Listening to an old-ish talk by Will Wright (Spore) and Brian Eno on generative systems - and their use for gaming and music - struck a chord (no pun intended there).
Eno describes the role of the artist to generate seeds - and rules for their growth - rather than perceiving and composing great forests of work from the outset.
A lot of global advertising is formed from toolkits of assets. Assets are like seeds. Little building blocks of campaigns that local marketers can draw upon to put their campaigns together.
Similarly, a lot of social media campaigns are basically little bits of content being released into a system. We even talk about seeding.
The problem is that social media systems tend to be largely beyond the control of the marketer or agency. Pesky people in the real world tend to do their own thing with our little seeds.
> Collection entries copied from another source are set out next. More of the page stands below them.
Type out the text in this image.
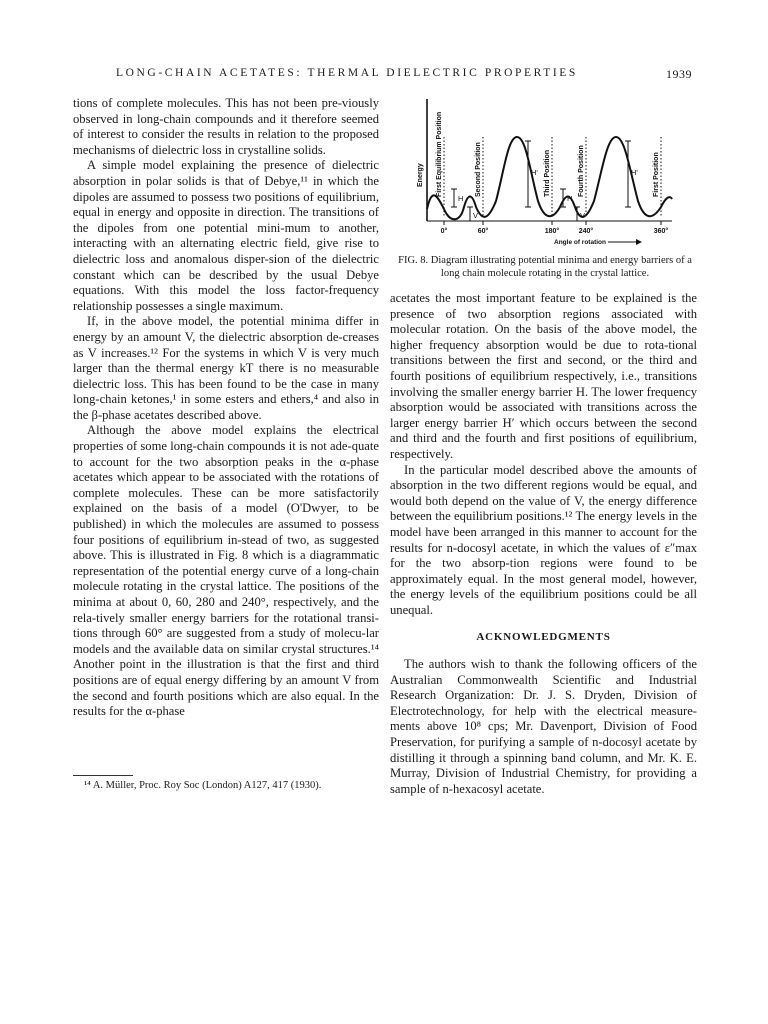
LONG-CHAIN ACETATES: THERMAL DIELECTRIC PROPERTIES	1939

tions of complete molecules. This has not been pre-viously observed in long-chain compounds and it therefore seemed of interest to consider the results in relation to the proposed mechanisms of dielectric loss in crystalline solids.

A simple model explaining the presence of dielectric absorption in polar solids is that of Debye,¹¹ in which the dipoles are assumed to possess two positions of equilibrium, equal in energy and opposite in direction. The transitions of the dipoles from one potential mini-mum to another, interacting with an alternating electric field, give rise to dielectric loss and anomalous disper-sion of the dielectric constant which can be described by the usual Debye equations. With this model the loss factor-frequency relationship possesses a single maximum.

If, in the above model, the potential minima differ in energy by an amount V, the dielectric absorption de-creases as V increases.¹² For the systems in which V is very much larger than the thermal energy kT there is no measurable dielectric loss. This has been found to be the case in many long-chain ketones,¹ in some esters and ethers,⁴ and also in the β-phase acetates described above.

Although the above model explains the electrical properties of some long-chain compounds it is not ade-quate to account for the two absorption peaks in the α-phase acetates which appear to be associated with the rotations of complete molecules. These can be more satisfactorily explained on the basis of a model (O'Dwyer, to be published) in which the molecules are assumed to possess four positions of equilibrium in-stead of two, as suggested above. This is illustrated in Fig. 8 which is a diagrammatic representation of the potential energy curve of a long-chain molecule rotating in the crystal lattice. The positions of the minima at about 0, 60, 280 and 240°, respectively, and the rela-tively smaller energy barriers for the rotational transi-tions through 60° are suggested from a study of molecu-lar models and the available data on similar crystal structures.¹⁴ Another point in the illustration is that the first and third positions are of equal energy differing by an amount V from the second and fourth positions which are also equal. In the results for the α-phase

¹⁴ A. Müller, Proc. Roy Soc (London) A127, 417 (1930).
H
V
H'
H
V
H'
Energy First Equilibrium Position	Second Position	Third Position	Fourth Position	First Position
0°	60°	180°	240°	360°
Angle of rotation
FIG. 8. Diagram illustrating potential minima and energy barriers of a long chain molecule rotating in the crystal lattice.

acetates the most important feature to be explained is the presence of two absorption regions associated with molecular rotation. On the basis of the above model, the higher frequency absorption would be due to rota-tional transitions between the first and second, or the third and fourth positions of equilibrium respectively, i.e., transitions involving the smaller energy barrier H. The lower frequency absorption would be associated with transitions across the larger energy barrier H′ which occurs between the second and third and the fourth and first positions of equilibrium, respectively.

In the particular model described above the amounts of absorption in the two different regions would be equal, and would both depend on the value of V, the energy difference between the equilibrium positions.¹² The energy levels in the model have been arranged in this manner to account for the results for n-docosyl acetate, in which the values of ε″max for the two absorp-tion regions were found to be approximately equal. In the most general model, however, the energy levels of the equilibrium positions could be all unequal.

ACKNOWLEDGMENTS

The authors wish to thank the following officers of the Australian Commonwealth Scientific and Industrial Research Organization: Dr. J. S. Dryden, Division of Electrotechnology, for help with the electrical measure-ments above 10⁸ cps; Mr. Davenport, Division of Food Preservation, for purifying a sample of n-docosyl acetate by distilling it through a spinning band column, and Mr. K. E. Murray, Division of Industrial Chemistry, for providing a sample of n-hexacosyl acetate.
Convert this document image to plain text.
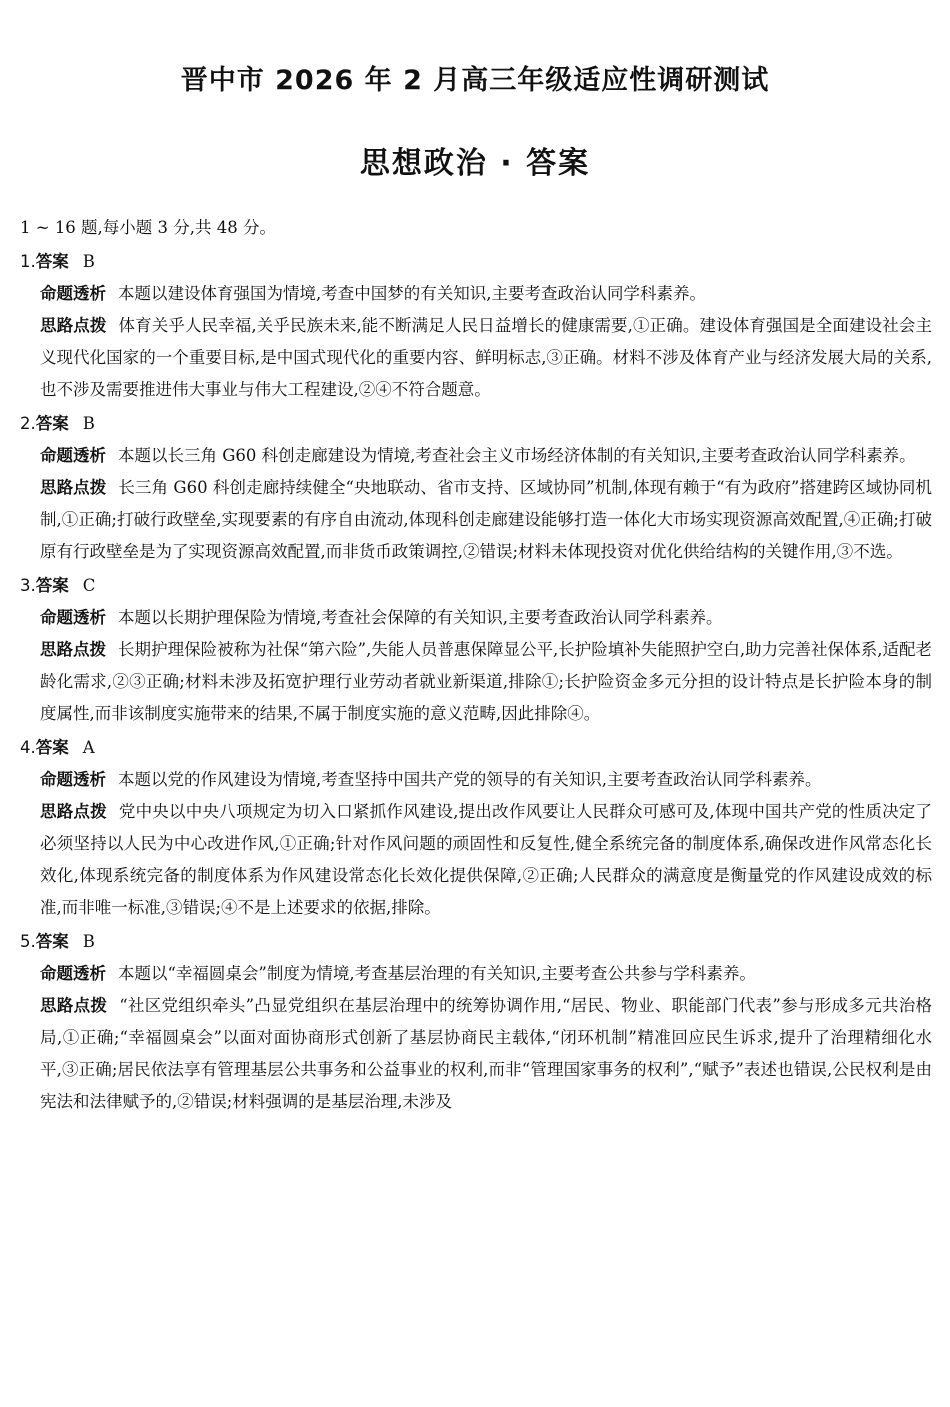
晋中市 2026 年 2 月高三年级适应性调研测试
思想政治 · 答案

1 ~ 16 题,每小题 3 分,共 48 分。

1.答案 B

命题透析 本题以建设体育强国为情境,考查中国梦的有关知识,主要考查政治认同学科素养。

思路点拨 体育关乎人民幸福,关乎民族未来,能不断满足人民日益增长的健康需要,①正确。建设体育强国是全面建设社会主义现代化国家的一个重要目标,是中国式现代化的重要内容、鲜明标志,③正确。材料不涉及体育产业与经济发展大局的关系,也不涉及需要推进伟大事业与伟大工程建设,②④不符合题意。

2.答案 B

命题透析 本题以长三角 G60 科创走廊建设为情境,考查社会主义市场经济体制的有关知识,主要考查政治认同学科素养。

思路点拨 长三角 G60 科创走廊持续健全“央地联动、省市支持、区域协同”机制,体现有赖于“有为政府”搭建跨区域协同机制,①正确;打破行政壁垒,实现要素的有序自由流动,体现科创走廊建设能够打造一体化大市场实现资源高效配置,④正确;打破原有行政壁垒是为了实现资源高效配置,而非货币政策调控,②错误;材料未体现投资对优化供给结构的关键作用,③不选。

3.答案 C

命题透析 本题以长期护理保险为情境,考查社会保障的有关知识,主要考查政治认同学科素养。

思路点拨 长期护理保险被称为社保“第六险”,失能人员普惠保障显公平,长护险填补失能照护空白,助力完善社保体系,适配老龄化需求,②③正确;材料未涉及拓宽护理行业劳动者就业新渠道,排除①;长护险资金多元分担的设计特点是长护险本身的制度属性,而非该制度实施带来的结果,不属于制度实施的意义范畴,因此排除④。

4.答案 A

命题透析 本题以党的作风建设为情境,考查坚持中国共产党的领导的有关知识,主要考查政治认同学科素养。

思路点拨 党中央以中央八项规定为切入口紧抓作风建设,提出改作风要让人民群众可感可及,体现中国共产党的性质决定了必须坚持以人民为中心改进作风,①正确;针对作风问题的顽固性和反复性,健全系统完备的制度体系,确保改进作风常态化长效化,体现系统完备的制度体系为作风建设常态化长效化提供保障,②正确;人民群众的满意度是衡量党的作风建设成效的标准,而非唯一标准,③错误;④不是上述要求的依据,排除。

5.答案 B

命题透析 本题以“幸福圆桌会”制度为情境,考查基层治理的有关知识,主要考查公共参与学科素养。

思路点拨 “社区党组织牵头”凸显党组织在基层治理中的统筹协调作用,“居民、物业、职能部门代表”参与形成多元共治格局,①正确;“幸福圆桌会”以面对面协商形式创新了基层协商民主载体,“闭环机制”精准回应民生诉求,提升了治理精细化水平,③正确;居民依法享有管理基层公共事务和公益事业的权利,而非“管理国家事务的权利”,“赋予”表述也错误,公民权利是由宪法和法律赋予的,②错误;材料强调的是基层治理,未涉及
Which is not what tends to happen with music or gaming - there are generative systems which are quite tightly controlled by the artist.
The second problem is that marketing toolkits and traditional rigid campaign design aren't generative systems. They are OK at distributing seeds but not very good at helping them grow and turn into something interesting.
So I think an emerging role for agencies (and I guess planners, from my own perspective) will be to design more controlled generative systems in the real world, to propagate their little creative seeds.
That's different from helping shape the growth of platforms organically (Russell Davies' old gardening analogy), because it requires more intent at the outset, and the creation of tight simple few rules that can govern the passage and evolution of our work in the real world.